It has been quite a few months since I have been on the forum due to treatment and surgery but I wanted to come on and give an update. I know a couple of people were following the story and didn't want it to just end when the website migrated part way through the story!!
To summarise I was diagnosed with metastasis in May 2012 after a pelvic exenteration in Jan 2011 and chemo rad in Jult/Aug 2010 for stage 2b. I was accepted onto the CIRCCa Trial and began treatment in June. It was double blind trial which meant neither myself or consultant knew or knows if I was given the trial drug however due to the side effects the drug causes it was assumed that I was on the trial drug.
I was taken off the drug about 4 weeks into the treatment as my body was too sensitive and I was rushed into hopsital a couple of times but luckily I remain on the trial as such and continue to get scans every 2 months as part of it. I received 6 cycles of Carboplatin and Taol although the dose did have to be reduced due to my neutrophils taking a hammering after the 2nd cycle. The cycles were scheduled to take place every 3 weeks but again due to UTI's caused by low blood count they were delayed on a number of occasions. I finished treatment in Oct 12 and now am just being monitored and in 'wait and see' terratory. My scans have all had good results with my most recent showing that all lymph nodes have resolved (cleared) and the cancer in my spine and shoulder bone has shown to be sclortic (healing) and on the last scan beginning of Jan the bones showed as clear. I must stress though that the bones had not been specifically looked at but on previous commentary it always showed as there but sclortic and this time it stated clear. I am obviously elated with the news as we could not hace wished for anything more based on my diagnosis. I know that I cannot be cured in the normal sense and that it will come back but my consultant has ladies on the trial who had to stop taking the drug too who are 12 months post treatment with no further growth. I have to hope that I too will be one of these ladies.

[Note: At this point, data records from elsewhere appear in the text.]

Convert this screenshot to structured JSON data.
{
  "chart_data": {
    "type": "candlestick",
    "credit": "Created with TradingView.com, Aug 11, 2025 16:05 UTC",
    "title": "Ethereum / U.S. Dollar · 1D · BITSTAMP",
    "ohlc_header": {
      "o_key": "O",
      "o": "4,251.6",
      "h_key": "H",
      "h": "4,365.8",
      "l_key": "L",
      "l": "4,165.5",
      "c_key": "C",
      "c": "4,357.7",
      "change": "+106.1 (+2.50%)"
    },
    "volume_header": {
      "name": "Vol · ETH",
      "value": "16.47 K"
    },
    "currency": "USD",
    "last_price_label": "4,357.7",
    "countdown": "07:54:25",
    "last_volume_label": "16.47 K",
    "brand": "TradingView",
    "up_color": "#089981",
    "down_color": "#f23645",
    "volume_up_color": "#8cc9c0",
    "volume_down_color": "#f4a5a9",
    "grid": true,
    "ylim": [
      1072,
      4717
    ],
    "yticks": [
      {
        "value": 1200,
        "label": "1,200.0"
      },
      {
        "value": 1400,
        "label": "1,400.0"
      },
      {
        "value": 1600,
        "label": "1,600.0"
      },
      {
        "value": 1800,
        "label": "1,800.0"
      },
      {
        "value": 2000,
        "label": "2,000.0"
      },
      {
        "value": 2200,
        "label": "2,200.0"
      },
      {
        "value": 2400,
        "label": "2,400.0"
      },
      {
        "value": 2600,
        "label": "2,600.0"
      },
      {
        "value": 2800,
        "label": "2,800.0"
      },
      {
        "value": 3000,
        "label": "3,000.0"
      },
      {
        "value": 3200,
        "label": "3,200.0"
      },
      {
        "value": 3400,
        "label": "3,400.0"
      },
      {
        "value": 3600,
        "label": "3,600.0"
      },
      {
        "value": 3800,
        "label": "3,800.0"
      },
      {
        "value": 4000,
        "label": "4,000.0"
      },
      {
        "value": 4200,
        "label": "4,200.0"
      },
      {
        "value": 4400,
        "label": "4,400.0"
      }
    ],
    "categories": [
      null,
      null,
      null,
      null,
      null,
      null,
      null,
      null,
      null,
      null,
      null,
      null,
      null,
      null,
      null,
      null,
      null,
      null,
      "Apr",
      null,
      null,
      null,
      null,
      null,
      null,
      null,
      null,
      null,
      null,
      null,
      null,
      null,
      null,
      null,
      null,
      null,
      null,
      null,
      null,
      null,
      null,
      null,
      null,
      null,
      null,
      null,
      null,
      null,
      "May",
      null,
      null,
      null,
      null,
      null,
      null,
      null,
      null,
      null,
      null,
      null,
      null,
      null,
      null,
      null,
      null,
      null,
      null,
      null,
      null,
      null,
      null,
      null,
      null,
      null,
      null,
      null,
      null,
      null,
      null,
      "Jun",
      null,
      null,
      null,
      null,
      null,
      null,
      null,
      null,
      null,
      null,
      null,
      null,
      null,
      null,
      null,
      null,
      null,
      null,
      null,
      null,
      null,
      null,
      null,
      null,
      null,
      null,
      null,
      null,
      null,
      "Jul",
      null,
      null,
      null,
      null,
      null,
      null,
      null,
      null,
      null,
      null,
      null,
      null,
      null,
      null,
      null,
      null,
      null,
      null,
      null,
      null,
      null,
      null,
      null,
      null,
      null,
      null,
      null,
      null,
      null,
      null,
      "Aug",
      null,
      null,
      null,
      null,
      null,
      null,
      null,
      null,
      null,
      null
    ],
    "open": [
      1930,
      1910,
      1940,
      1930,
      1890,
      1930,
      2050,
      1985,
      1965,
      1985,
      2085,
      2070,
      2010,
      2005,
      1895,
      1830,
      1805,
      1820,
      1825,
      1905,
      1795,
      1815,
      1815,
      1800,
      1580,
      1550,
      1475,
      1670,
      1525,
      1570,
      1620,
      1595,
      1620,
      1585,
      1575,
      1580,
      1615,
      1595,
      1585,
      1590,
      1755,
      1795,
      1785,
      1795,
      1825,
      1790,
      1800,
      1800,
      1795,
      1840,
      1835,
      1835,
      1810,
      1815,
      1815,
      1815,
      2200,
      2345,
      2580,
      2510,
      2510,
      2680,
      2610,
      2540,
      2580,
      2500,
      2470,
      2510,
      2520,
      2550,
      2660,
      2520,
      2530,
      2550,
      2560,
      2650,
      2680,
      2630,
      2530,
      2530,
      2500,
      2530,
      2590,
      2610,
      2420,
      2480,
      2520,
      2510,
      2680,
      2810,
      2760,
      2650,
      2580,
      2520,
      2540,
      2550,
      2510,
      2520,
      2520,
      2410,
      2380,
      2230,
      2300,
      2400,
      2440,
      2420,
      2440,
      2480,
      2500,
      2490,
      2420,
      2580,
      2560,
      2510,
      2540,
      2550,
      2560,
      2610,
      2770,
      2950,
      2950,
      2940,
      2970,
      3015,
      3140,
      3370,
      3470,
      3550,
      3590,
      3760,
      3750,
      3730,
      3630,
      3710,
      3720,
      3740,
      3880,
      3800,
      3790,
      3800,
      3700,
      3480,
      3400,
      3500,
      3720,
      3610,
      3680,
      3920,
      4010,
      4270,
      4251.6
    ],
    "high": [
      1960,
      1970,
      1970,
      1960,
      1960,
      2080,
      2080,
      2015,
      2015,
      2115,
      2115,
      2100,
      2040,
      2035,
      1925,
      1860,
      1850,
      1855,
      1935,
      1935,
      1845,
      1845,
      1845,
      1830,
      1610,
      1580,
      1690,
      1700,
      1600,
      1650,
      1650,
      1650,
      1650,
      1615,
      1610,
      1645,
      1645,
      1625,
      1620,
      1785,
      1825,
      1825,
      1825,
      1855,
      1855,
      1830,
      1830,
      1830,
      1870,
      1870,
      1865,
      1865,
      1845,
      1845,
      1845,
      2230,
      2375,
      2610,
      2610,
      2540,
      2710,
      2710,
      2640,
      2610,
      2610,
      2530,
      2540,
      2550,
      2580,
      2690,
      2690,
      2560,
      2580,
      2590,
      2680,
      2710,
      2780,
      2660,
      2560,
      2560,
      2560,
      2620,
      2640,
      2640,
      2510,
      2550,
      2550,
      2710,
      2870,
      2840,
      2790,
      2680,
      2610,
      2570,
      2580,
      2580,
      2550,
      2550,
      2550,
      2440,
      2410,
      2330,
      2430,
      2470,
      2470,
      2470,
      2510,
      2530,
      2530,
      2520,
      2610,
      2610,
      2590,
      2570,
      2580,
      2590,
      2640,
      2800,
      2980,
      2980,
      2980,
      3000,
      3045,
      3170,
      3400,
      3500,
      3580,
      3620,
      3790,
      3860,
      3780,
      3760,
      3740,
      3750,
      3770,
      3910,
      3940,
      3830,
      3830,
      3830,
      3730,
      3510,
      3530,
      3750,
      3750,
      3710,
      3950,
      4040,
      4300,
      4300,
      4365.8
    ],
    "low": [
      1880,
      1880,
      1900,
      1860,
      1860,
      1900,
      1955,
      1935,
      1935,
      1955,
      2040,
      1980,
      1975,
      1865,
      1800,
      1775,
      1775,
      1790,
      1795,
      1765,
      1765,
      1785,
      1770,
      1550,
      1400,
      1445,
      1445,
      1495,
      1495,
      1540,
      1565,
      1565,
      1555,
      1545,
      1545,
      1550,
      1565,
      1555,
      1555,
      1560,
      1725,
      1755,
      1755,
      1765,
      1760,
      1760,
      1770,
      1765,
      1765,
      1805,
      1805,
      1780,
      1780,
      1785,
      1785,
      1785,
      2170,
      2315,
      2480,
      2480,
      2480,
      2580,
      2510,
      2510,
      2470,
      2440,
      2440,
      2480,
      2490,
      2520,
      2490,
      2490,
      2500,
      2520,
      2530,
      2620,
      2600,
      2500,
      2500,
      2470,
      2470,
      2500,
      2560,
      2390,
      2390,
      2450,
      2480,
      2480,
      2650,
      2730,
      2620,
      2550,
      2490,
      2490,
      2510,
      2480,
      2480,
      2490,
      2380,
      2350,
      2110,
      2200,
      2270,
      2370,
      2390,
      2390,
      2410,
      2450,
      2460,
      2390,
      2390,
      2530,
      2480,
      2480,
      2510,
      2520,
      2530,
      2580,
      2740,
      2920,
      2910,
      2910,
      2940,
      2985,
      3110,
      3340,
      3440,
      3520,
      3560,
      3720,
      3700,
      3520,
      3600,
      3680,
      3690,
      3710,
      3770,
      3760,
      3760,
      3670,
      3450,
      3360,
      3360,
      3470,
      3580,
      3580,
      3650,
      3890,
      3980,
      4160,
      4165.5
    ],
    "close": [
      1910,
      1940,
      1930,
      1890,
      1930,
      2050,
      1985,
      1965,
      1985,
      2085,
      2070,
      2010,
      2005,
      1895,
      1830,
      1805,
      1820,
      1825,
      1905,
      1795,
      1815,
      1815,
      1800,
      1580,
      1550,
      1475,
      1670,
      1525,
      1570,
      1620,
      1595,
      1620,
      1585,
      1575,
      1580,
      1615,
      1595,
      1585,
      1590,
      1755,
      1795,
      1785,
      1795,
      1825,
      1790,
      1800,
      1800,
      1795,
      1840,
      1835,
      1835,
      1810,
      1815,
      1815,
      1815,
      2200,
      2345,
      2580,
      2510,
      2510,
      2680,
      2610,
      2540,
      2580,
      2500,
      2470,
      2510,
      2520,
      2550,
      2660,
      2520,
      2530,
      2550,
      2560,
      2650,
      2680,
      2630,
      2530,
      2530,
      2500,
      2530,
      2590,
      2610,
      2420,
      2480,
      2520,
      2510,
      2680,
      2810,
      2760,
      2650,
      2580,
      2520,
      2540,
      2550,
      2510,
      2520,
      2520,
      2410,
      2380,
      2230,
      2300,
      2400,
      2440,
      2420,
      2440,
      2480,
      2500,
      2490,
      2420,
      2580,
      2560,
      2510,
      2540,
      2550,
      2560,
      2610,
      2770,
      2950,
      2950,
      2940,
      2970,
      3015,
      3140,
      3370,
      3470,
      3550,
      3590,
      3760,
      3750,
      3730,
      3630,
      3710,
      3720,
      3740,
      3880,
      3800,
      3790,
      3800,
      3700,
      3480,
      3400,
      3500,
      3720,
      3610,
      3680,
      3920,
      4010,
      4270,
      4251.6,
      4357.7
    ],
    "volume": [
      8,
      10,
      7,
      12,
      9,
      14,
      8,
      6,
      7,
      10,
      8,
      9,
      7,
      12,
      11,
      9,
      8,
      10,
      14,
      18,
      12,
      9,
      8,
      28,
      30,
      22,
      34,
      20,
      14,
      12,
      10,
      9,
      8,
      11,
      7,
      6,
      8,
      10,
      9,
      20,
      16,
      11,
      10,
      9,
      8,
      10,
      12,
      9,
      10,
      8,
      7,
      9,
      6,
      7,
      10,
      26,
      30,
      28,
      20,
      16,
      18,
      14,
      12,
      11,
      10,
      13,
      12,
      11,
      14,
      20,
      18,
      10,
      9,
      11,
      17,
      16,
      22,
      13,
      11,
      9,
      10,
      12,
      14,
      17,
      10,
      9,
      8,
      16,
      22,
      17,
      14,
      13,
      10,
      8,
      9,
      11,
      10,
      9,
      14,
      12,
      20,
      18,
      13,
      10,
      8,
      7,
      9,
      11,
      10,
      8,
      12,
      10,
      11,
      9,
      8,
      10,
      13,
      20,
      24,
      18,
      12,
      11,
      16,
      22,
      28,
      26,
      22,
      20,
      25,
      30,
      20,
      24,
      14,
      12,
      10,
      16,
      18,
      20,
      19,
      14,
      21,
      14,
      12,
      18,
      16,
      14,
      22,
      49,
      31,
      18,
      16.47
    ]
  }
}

I wanted to update this as I know how scary it can be when you have a recurrence or hear news that you have mets. You scan everything for positive stories and something to cling too and in my case I found nothing. I found scared ladies posting intially when they were told and then nothing which frightened me more. You start to think all sorts of things. I don't know how much time I have or when the cancer will start to grow again but my body has faught and so far has won this battle. I hope that if anyone comes across this post and has just been rediagnosed that you can find some comfort. The treatment is tough but in my case it has done its job.
My next scan is March and I will continue to update what I hope will be good news for many many months to come.
The ladies on this forum are amazing people and many are now very good friends and I would just like to thank all those who continue to support me.